Of all my books, Million Dollar Consulting is by far my best seller, having something over 400,000 readers, in its fourth edition, and on the shelves for 18 consecutive years. That is relatively rare. Its name has created perhaps the most powerful brand in solo consulting, and its use is a registered trademark, as in Million Dollar Consulting® College. I can trace probably 90 percent of current revenues directly or indirectly to it.
So how did this come about?
I wrote my first book in 1988, when a colleague asked if I’d be interested in co-authoring a work on innovation (we would both conceptualize, I would write). The resultant The Innovation Formula went from hard cover to soft cover, became part of a HarperCollins strategy series, was picked up by Wharton, Villanova, and Temple, and was translated into German and Italian.
Based on its success, I pitched and wrote my first solo book for HarperCollins, Managing for Peak Performance. That went from hard cover to soft cover, and was translated into German. Based on that success, I pitched and wrote a strategy book, Making It Work, which never made it out of hardcover for the same publisher. And that was my last book with HarperCollins to this day, having placed my first three with them. (I now own Making It Work, and have re-released it as Best Laid Plans, a far better title.)
I then set out to write Confessions of A Consultant, which would inform executives about good and poor practices, how to choose consulting help, what to reasonably expect and pay for, and so forth. I had read in a National Speakers Association magazine that an agent named Jeff Herman liked to represent speakers and consultants. I sent him my first thee books and my latest idea, and he immediately signed me. (He is today responsible for placing my three best-selling books, and is still my agent.)
Confessions was rejected 15 or 18 times. Then one day Jeff called me in my car while I was returning from speaking in Hartford. I had one of the first car phones in New England in 1991, and it was a regular phone handset hard-wired into the dash of my Mercedes 450 SLC.
“I’m at McGraw-Hill,” said Jeff.
“McGraw-Hill!” I shouted. “They like the book?!” I considered McGraw then and I do now, to be one of the great business publishers.

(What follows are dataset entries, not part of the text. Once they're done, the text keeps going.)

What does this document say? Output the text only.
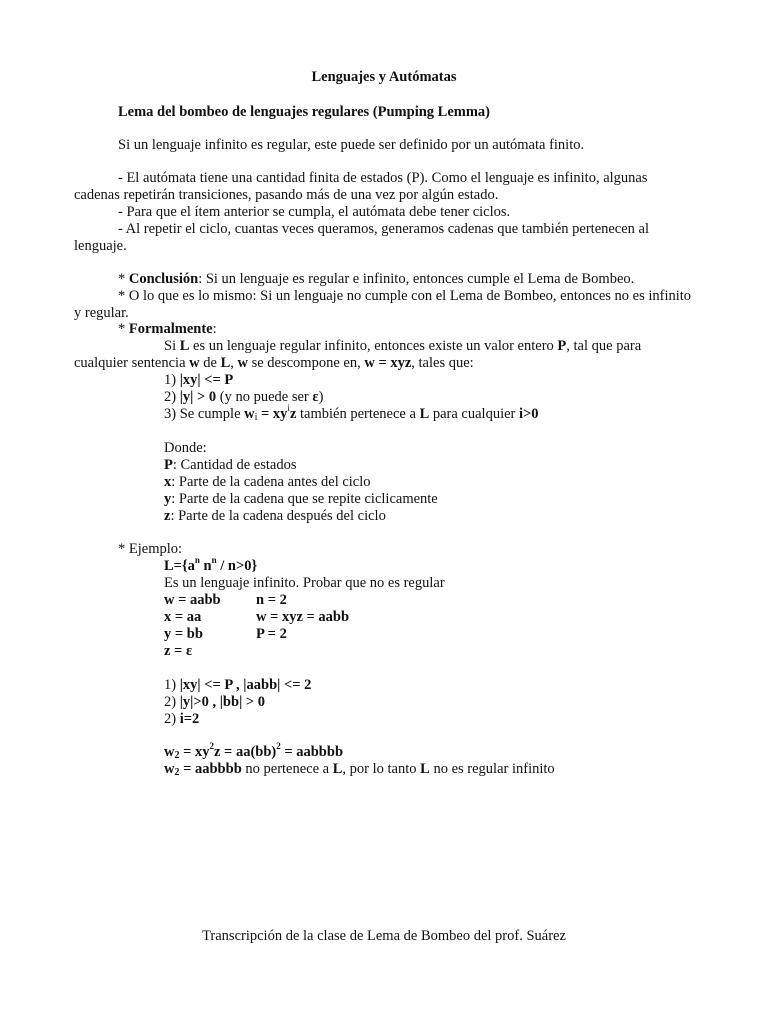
Lenguajes y Autómatas
Lema del bombeo de lenguajes regulares (Pumping Lemma)
Si un lenguaje infinito es regular, este puede ser definido por un autómata finito.
- El autómata tiene una cantidad finita de estados (P). Como el lenguaje es infinito, algunas cadenas repetirán transiciones, pasando más de una vez por algún estado.
- Para que el ítem anterior se cumpla, el autómata debe tener ciclos.
- Al repetir el ciclo, cuantas veces queramos, generamos cadenas que también pertenecen al lenguaje.
* Conclusión: Si un lenguaje es regular e infinito, entonces cumple el Lema de Bombeo.
* O lo que es lo mismo: Si un lenguaje no cumple con el Lema de Bombeo, entonces no es infinito y regular.
* Formalmente:
Si L es un lenguaje regular infinito, entonces existe un valor entero P, tal que para cualquier sentencia w de L, w se descompone en, w = xyz, tales que:
1) |xy| <= P
2) |y| > 0 (y no puede ser ε)
3) Se cumple $w_i = xy^iz$ también pertenece a L para cualquier i>0
Donde:
P: Cantidad de estados
x: Parte de la cadena antes del ciclo
y: Parte de la cadena que se repite ciclicamente
z: Parte de la cadena después del ciclo
* Ejemplo:
$L=\{a^n$ $n^n / n>0$}
Es un lenguaje infinito. Probar que no es regular
w = aabb n = 2
x = aa	w = xyz = aabb
y = bb	P = 2
z = ε
1) |xy| <= P , |aabb| <= 2
2) |y|>0 , |bb| > 0
2) i=2
$w_2 = xy^2z = aa(bb)^2$ = aabbbb
$w_2$ = aabbbb no pertenece a L, por lo tanto L no es regular infinito
Transcripción de la clase de Lema de Bombeo del prof. Suárez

“No, they hate the premise, but they are interested in publishing a book on how you can make a million dollars a year in solo consulting. That part of your credentials impressed them. Can you write a book like that?”
“In six minutes,” I whispered.
“I’ll tell them six months,” he said, putting his hand obviously over the phone, and then responded, “We have a deal, I’ll work it out.”
Four months later I had finished the manuscript and had offered to meet once again the senior business editor at McGraw, Betsy Brown, in her Manhattan office. This was our third meeting.
“We’re going into production tomorrow,” she said, “and we can’t call this Confessions of a Consultant any more. What do you want to call it?”
Standing, I said, “I’ll give it some thought.”
“Sit,” she said (you tended to do what Betsy Brown ordered, a strikingly beautiful woman who took no prisoners and whom I was always chasing after in the halls despite her stilettos). “I want the title right now.”
“Betsy, I don’t know what to tell you. It’s a book about how to make a million dollars consulting.”
“Ah, and there it is!” she said.
The rest is not just history, but my present and future.
What happened during this crazy journey?
• I agreed to write a co-authored book, though I had never done a book.
• I pitched a second and third book to the publisher.
• I joined a professional association and searched it for resources.
• I found an agent, having three books to bolster my credibility.
• I did not get depressed over all the rejections.
• I readily agreed to change the premise of the book.
• I visited my editor.
• I used a spur-of-the-moment title.
• I recognized a brand when I saw one.
• I was willing to transform my business.
I’m not smart enough to tell you what’s going to happen tomorrow, but I’m agile and quick enough to jump on what’s happening today. My story is not unique. You can find these combinations of luck, accident, resilience, and talent all over.
My reaction is to always push the throttle forward. I’ll slow down only if I begin to lose control. In the meantime, I intend to take a fabulous ride.
What about you? Are you racing into the turns or riding the brake?